By Li Qian | 2012-4-6 | NEWSPAPER EDITION
CHINA'S tourism authorities yesterday denied saying that the government was planning to allow tourists to visit the Xisha Islands in a bid to reassert sovereignty over a scattering of islands and reefs in the South China Sea.
China National Radio yesterday quoted Deng Xiaogang, vice mayor of Haikou City, as saying a cruise was likely to be launched this year to bring tourists to the Xisha Islands and, later, to other uninhabited islands in the region.
A luxury cruise ship named the Coconut Princess would take tourists from Haikou and Sanya cities in Hainan Province to the Xisha Islands, the radio network said in its report.

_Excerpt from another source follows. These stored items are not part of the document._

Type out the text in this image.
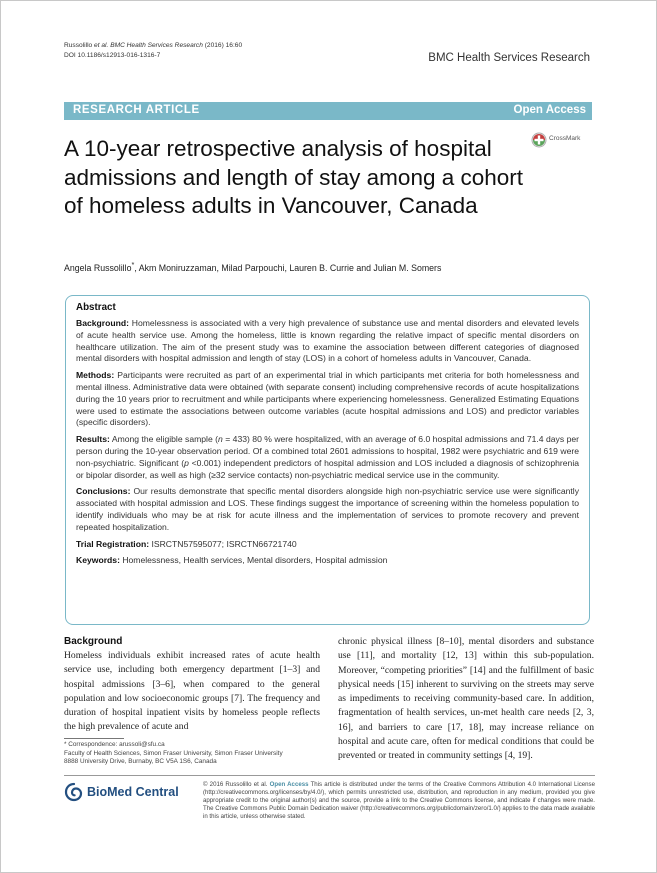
Russolillo et al. BMC Health Services Research (2016) 16:60
DOI 10.1186/s12913-016-1316-7	BMC Health Services Research
RESEARCH ARTICLE	Open Access
A 10-year retrospective analysis of hospital admissions and length of stay among a cohort of homeless adults in Vancouver, Canada
CrossMark
Angela Russolillo*, Akm Moniruzzaman, Milad Parpouchi, Lauren B. Currie and Julian M. Somers
Abstract

Background: Homelessness is associated with a very high prevalence of substance use and mental disorders and elevated levels of acute health service use. Among the homeless, little is known regarding the relative impact of specific mental disorders on healthcare utilization. The aim of the present study was to examine the association between different categories of diagnosed mental disorders with hospital admission and length of stay (LOS) in a cohort of homeless adults in Vancouver, Canada.

Methods: Participants were recruited as part of an experimental trial in which participants met criteria for both homelessness and mental illness. Administrative data were obtained (with separate consent) including comprehensive records of acute hospitalizations during the 10 years prior to recruitment and while participants where experiencing homelessness. Generalized Estimating Equations were used to estimate the associations between outcome variables (acute hospital admissions and LOS) and predictor variables (specific disorders).

Results: Among the eligible sample (n = 433) 80 % were hospitalized, with an average of 6.0 hospital admissions and 71.4 days per person during the 10-year observation period. Of a combined total 2601 admissions to hospital, 1982 were psychiatric and 619 were non-psychiatric. Significant (p <0.001) independent predictors of hospital admission and LOS included a diagnosis of schizophrenia or bipolar disorder, as well as high (≥32 service contacts) non-psychiatric medical service use in the community.

Conclusions: Our results demonstrate that specific mental disorders alongside high non-psychiatric service use were significantly associated with hospital admission and LOS. These findings suggest the importance of screening within the homeless population to identify individuals who may be at risk for acute illness and the implementation of services to promote recovery and prevent repeated hospitalization.

Trial Registration: ISRCTN57595077; ISRCTN66721740

Keywords: Homelessness, Health services, Mental disorders, Hospital admission

Background
Homeless individuals exhibit increased rates of acute health service use, including both emergency department [1–3] and hospital admissions [3–6], when compared to the general population and low socioeconomic groups [7]. The frequency and duration of hospital inpatient visits by homeless people reflects the high prevalence of acute and
chronic physical illness [8–10], mental disorders and substance use [11], and mortality [12, 13] within this sub-population. Moreover, “competing priorities” [14] and the fulfillment of basic physical needs [15] inherent to surviving on the streets may serve as impediments to receiving community-based care. In addition, fragmentation of health services, un-met health care needs [2, 3, 16], and barriers to care [17, 18], may increase reliance on hospital and acute care, often for medical conditions that could be prevented or treated in community settings [4, 19].
* Correspondence: arussoli@sfu.ca
Faculty of Health Sciences, Simon Fraser University, Simon Fraser University
8888 University Drive, Burnaby, BC V5A 1S6, Canada
BioMed Central
© 2016 Russolillo et al. Open Access This article is distributed under the terms of the Creative Commons Attribution 4.0 International License (http://creativecommons.org/licenses/by/4.0/), which permits unrestricted use, distribution, and reproduction in any medium, provided you give appropriate credit to the original author(s) and the source, provide a link to the Creative Commons license, and indicate if changes were made. The Creative Commons Public Domain Dedication waiver (http://creativecommons.org/publicdomain/zero/1.0/) applies to the data made available in this article, unless otherwise stated.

Located southeast of Hainan, the Xisha Islands consist of 22 islands, seven sandbanks and a dozen reefs. Only Yongxing, the biggest of the islands and a sanctuary for birds, is suitable for landing.
There are no mobile phone signals or Internet access, but visitors can make a phone call from a post office on the island, the report said.
Wang Zhifa, deputy director of the National Tourism Administration, was also quoted as saying: "The Xisha Islands tourism plan enables us to guard the frontier and stake our claims to these islands."
However, the website of the People's Daily cited Deng as saying he had never spoken to the media about the issue.
"(I) don't understand anything about tourism in the Xisha Islands," Deng told the newspaper. "All the media reports are fabricated."
Li Guoqiang, a Chinese Academy of Social Sciences researcher who had taken part in a Xisha's tourism development feasibility study, said the islands' ecosystem was too vulnerable to accept large numbers of tourists at present.
"We haven't worked out a scientific plan that can open tourism and protect ecosystem at the same time," Li told the People's Daily, adding that obstacles remained concerning the islands' tourism capacity and safety issues.
Chinese Foreign Ministry spokesman Hong Lei, in reply to a question about the possibility of promoting tourism in the Xisha, said yesterday that the islands' sovereignty indisputably belonged to China.